Зотов пришёл следом, молча. Стал чуть позади Сороки, снял фуражку, вытер лоб подкладкой, надел обратно — и коротко мотнул головой в сторону пулемёта: туда, мол, меня. Максим у нас был один — тот самый, что Зотов вынес из мешка: пулемёт с обученным расчётом поодиночке не растаскивают, как винтовки, и при разборке их с Зотовым так и держали вместе, покуда Окунев не выправил бумагу и не забрал к себе разом и ствол, и пулемётчика. Я кивнул. Слов между нами не требовалось: он и в лесу-то говорил раз в сутки, а дело своё знал лучше любого крикуна. Поставил я его, как и прежде, на правое плечо строя.
И стали подходить другие. Те, кого я вёл через топь. Поодиночке, по двое. Один, костлявый, из вятских, уже определённый по разнарядке на тёплое место при обозе — не под пули, — пришёл и попросился назад в строй. С обоза-то зачем, дурак, спросил я, там сытнее и целее. Он помял шапку: с чужими боязно, а со мной мешок прошёл и в другой раз пройдёт. И ушёл от верного куска к ненадёжному, и не он один так. Кто с прошением, кто без бумаги, понадеявшись, что командир уладит. И я улаживал — бегал к писарям, к Окуневу, выцарапывал своих из чужих списков. Один писарь, рябой, с фиолетовыми от чернил пальцами, упёрся: не по форме, человек отписан в другую роту. Пришлось добывать у Окунева росчерк, и тогда писарь, кряхтя, послюнил перо и переправил фамилию из столбца в столбец. За такого я готов был бегать весь день — он мне в мешке спину прикрывал. К полудню вокруг сбилось ядро: десятка три обстрелянных, проверенных мешком, которые знали и верили мне — и которых знал и которым верил я.

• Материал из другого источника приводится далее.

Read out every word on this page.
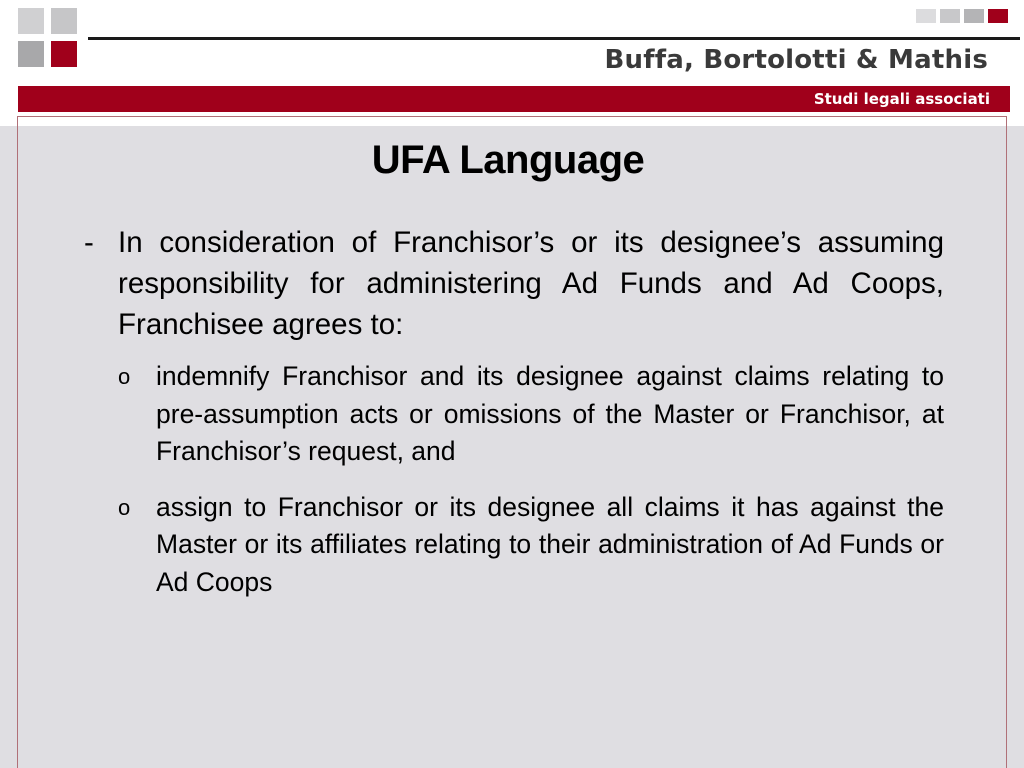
Buffa, Bortolotti & Mathis
Studi legali associati
UFA Language
- In consideration of Franchisor’s or its designee’s assuming responsibility for administering Ad Funds and Ad Coops, Franchisee agrees to:
o indemnify Franchisor and its designee against claims relating to pre-assumption acts or omissions of the Master or Franchisor, at Franchisor’s request, and
o assign to Franchisor or its designee all claims it has against the Master or its affiliates relating to their administration of Ad Funds or Ad Coops
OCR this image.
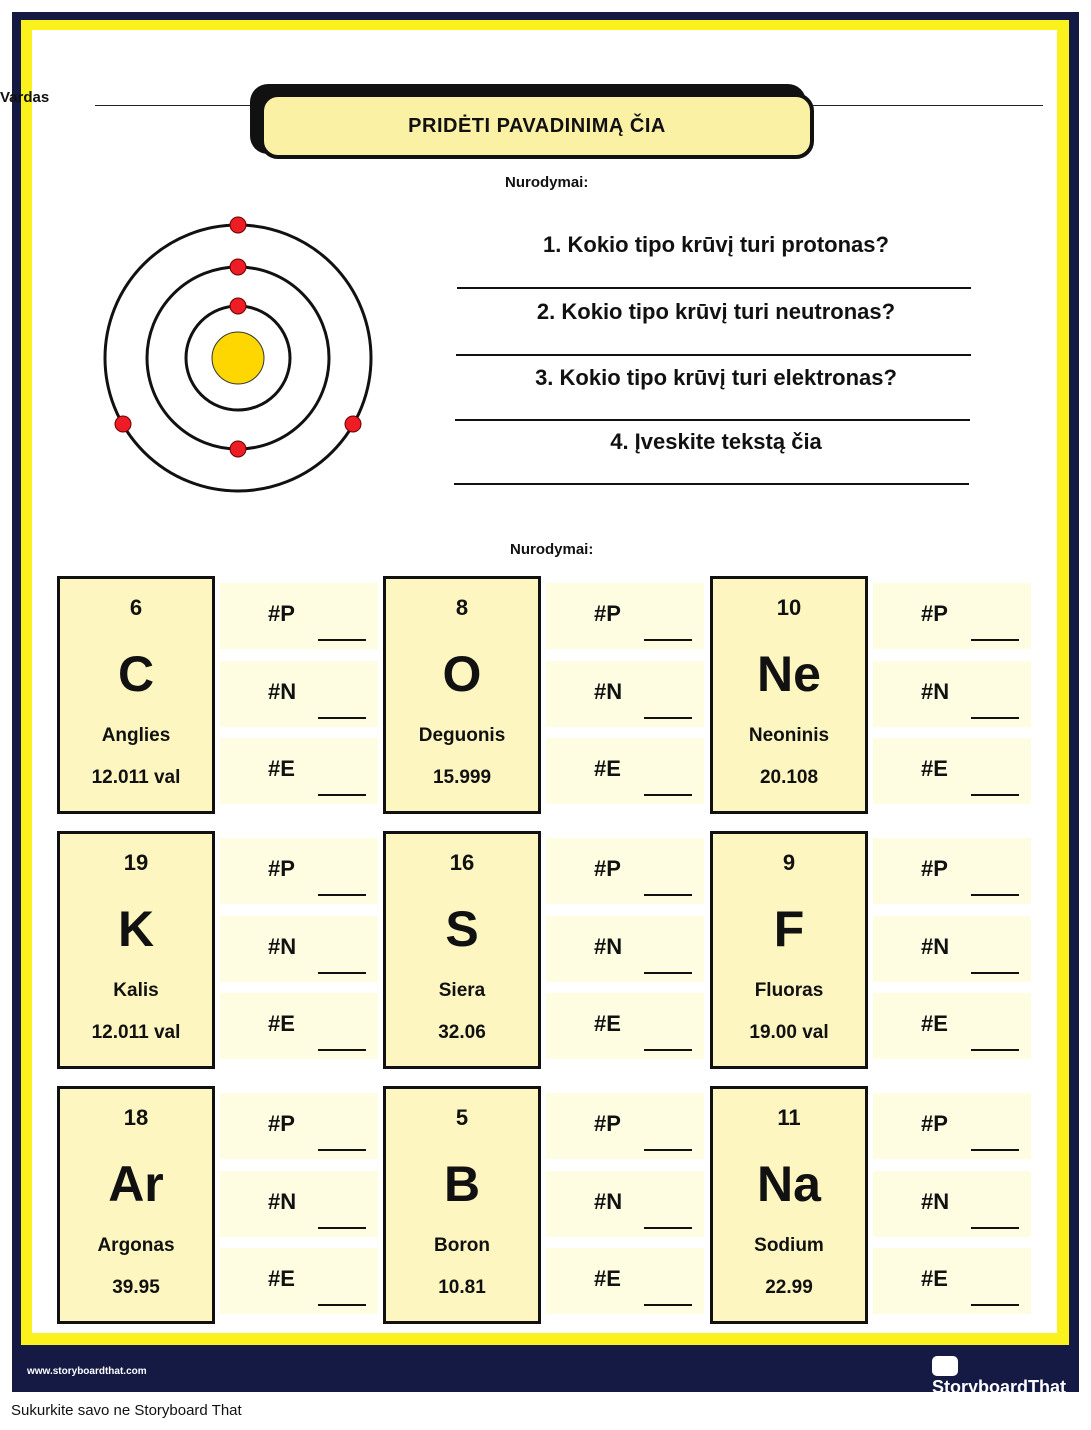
Vardas
PRIDĖTI PAVADINIMĄ ČIA
Nurodymai:
1. Kokio tipo krūvį turi protonas?
2. Kokio tipo krūvį turi neutronas?
3. Kokio tipo krūvį turi elektronas?
4. Įveskite tekstą čia
Nurodymai:
6
C
Anglies
12.011 val
#P
#N
#E
8
O
Deguonis
15.999
#P
#N
#E
10
Ne
Neoninis
20.108
#P
#N
#E
19
K
Kalis
12.011 val
#P
#N
#E
16
S
Siera
32.06
#P
#N
#E
9
F
Fluoras
19.00 val
#P
#N
#E
18
Ar
Argonas
39.95
#P
#N
#E
5
B
Boron
10.81
#P
#N
#E
11
Na
Sodium
22.99
#P
#N
#E
www.storyboardthat.com
StoryboardThat
Sukurkite savo ne Storyboard That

Остальное пополнение оказалось хуже. Навесили, как и обещано, десятков семь зелёных — только что из запасных батальонов, пороху не нюхали, по дороге наслушались, как немец под Сольдау клал русские полки рядами. Держались кучей, плечо к плечу, как скотина в грозу; винтовки несли неловко; на бывалых косились, не смея заговорить. В первом же бою половина собьётся в такую вот овечью кучу — а в кучу под пулемёт лечь проще всего, — если не растащить их по делу загодя.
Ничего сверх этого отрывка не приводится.